U.S. District Court Judge David O. Carter—the same judge who oversaw the Orange County case—has indicated in court records that his priority is to help the city of Los Angeles and Los Angeles County come up with ways to provide “immediate access to shelter.” There are a few ways to do that. Homeless advocates have staged stunts and demonstrations to pressure LA Mayor Eric Garcetti to commandeer thousands more hotel rooms. Whatever the solution, everyone agrees: It must happen now, and it’s not happening fast enough.
Bellflower has the advantage of being a smaller city; plans can be vetted and approved more quickly. It has a population of 77,131 and covers just 6.1 square miles (the city of Los Angeles stretches for 502.7 square miles). Still, its shelter won’t go down as the fastest shelter ever built in LA.

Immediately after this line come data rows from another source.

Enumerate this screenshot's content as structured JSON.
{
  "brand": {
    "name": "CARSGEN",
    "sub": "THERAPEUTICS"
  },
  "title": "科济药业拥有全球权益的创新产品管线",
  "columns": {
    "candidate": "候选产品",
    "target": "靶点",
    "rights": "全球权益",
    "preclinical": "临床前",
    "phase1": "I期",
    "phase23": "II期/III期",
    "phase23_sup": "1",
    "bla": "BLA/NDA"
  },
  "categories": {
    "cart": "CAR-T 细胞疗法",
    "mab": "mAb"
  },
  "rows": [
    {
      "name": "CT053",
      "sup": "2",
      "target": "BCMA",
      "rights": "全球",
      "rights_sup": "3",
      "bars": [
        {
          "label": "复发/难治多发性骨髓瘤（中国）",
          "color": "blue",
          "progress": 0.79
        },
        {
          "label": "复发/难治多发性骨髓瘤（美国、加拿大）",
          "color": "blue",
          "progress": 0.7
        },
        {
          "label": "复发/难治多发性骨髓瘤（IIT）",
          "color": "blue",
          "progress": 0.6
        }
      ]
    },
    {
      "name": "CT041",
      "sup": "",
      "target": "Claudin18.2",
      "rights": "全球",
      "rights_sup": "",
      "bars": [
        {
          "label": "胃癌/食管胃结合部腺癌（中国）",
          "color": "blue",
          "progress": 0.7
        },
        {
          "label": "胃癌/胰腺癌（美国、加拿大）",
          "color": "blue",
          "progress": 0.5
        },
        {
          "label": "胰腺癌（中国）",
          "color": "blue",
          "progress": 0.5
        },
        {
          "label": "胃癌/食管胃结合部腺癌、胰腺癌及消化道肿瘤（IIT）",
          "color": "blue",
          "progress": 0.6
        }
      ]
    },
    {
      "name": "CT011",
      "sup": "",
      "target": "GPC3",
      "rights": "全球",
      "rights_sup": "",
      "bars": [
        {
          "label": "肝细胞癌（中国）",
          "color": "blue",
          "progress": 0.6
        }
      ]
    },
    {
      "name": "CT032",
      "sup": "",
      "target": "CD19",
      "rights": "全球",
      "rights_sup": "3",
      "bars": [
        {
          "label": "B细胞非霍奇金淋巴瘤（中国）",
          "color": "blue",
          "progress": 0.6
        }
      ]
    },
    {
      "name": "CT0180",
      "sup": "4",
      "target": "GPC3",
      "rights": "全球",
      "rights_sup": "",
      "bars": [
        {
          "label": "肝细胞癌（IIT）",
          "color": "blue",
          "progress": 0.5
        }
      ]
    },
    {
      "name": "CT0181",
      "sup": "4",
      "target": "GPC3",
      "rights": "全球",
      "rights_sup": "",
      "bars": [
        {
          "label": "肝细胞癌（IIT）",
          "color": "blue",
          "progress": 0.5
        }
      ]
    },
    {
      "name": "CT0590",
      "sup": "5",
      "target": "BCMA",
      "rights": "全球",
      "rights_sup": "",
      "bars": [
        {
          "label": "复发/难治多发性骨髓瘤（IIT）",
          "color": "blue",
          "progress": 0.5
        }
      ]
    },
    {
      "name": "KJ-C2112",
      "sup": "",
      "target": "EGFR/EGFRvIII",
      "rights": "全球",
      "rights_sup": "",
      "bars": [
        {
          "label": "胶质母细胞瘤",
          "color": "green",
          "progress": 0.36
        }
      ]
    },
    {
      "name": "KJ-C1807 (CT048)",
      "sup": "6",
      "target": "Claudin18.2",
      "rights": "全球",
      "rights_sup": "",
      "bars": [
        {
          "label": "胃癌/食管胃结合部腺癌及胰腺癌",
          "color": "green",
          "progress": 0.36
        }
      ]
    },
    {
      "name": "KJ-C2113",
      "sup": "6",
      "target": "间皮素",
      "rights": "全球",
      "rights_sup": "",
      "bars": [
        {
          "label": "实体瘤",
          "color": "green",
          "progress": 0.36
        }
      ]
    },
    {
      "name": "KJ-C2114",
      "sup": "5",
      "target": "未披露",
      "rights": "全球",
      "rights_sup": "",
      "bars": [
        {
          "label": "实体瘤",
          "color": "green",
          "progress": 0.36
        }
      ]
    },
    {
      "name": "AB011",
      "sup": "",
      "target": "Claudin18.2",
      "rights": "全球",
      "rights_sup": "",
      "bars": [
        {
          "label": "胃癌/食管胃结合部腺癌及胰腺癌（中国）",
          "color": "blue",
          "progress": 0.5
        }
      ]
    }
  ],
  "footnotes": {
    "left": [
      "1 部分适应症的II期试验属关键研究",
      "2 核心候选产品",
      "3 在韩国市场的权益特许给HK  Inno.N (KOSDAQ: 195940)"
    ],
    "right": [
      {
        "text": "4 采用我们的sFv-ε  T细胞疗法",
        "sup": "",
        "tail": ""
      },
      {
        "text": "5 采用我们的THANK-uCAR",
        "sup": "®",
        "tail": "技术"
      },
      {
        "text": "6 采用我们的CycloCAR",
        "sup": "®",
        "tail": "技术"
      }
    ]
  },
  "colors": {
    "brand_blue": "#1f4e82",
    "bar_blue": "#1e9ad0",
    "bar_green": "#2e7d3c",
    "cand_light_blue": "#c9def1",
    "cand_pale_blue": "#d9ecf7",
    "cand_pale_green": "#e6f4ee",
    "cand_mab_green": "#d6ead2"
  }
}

In March, the county opened a temporary 40-bed shelter in a former health clinic in San Pedro, a project that only took six weeks to build once plans were approved. Also in March, Garcetti announced plans to reopen 42 recreation centers that had been shuttered during the coronavirus outbreak as temporary shelters. But within about a week, that number was slashed because of social distancing requirements: 24 are now open, with beds for 988 people. An estimated 11,177 people live in vehicles, tents, and makeshift shelters in the city of Los Angeles.
Bohn says the Bellflower mayor and the other elected leaders deserve a lot of credit for joining the lawsuit. “What Judge Carter is doing that’s so phenomenal is forcing cities to deal with the issue,” he says. “There was a burning desire to respond quickly. And this is the perfect time to speed these things up.”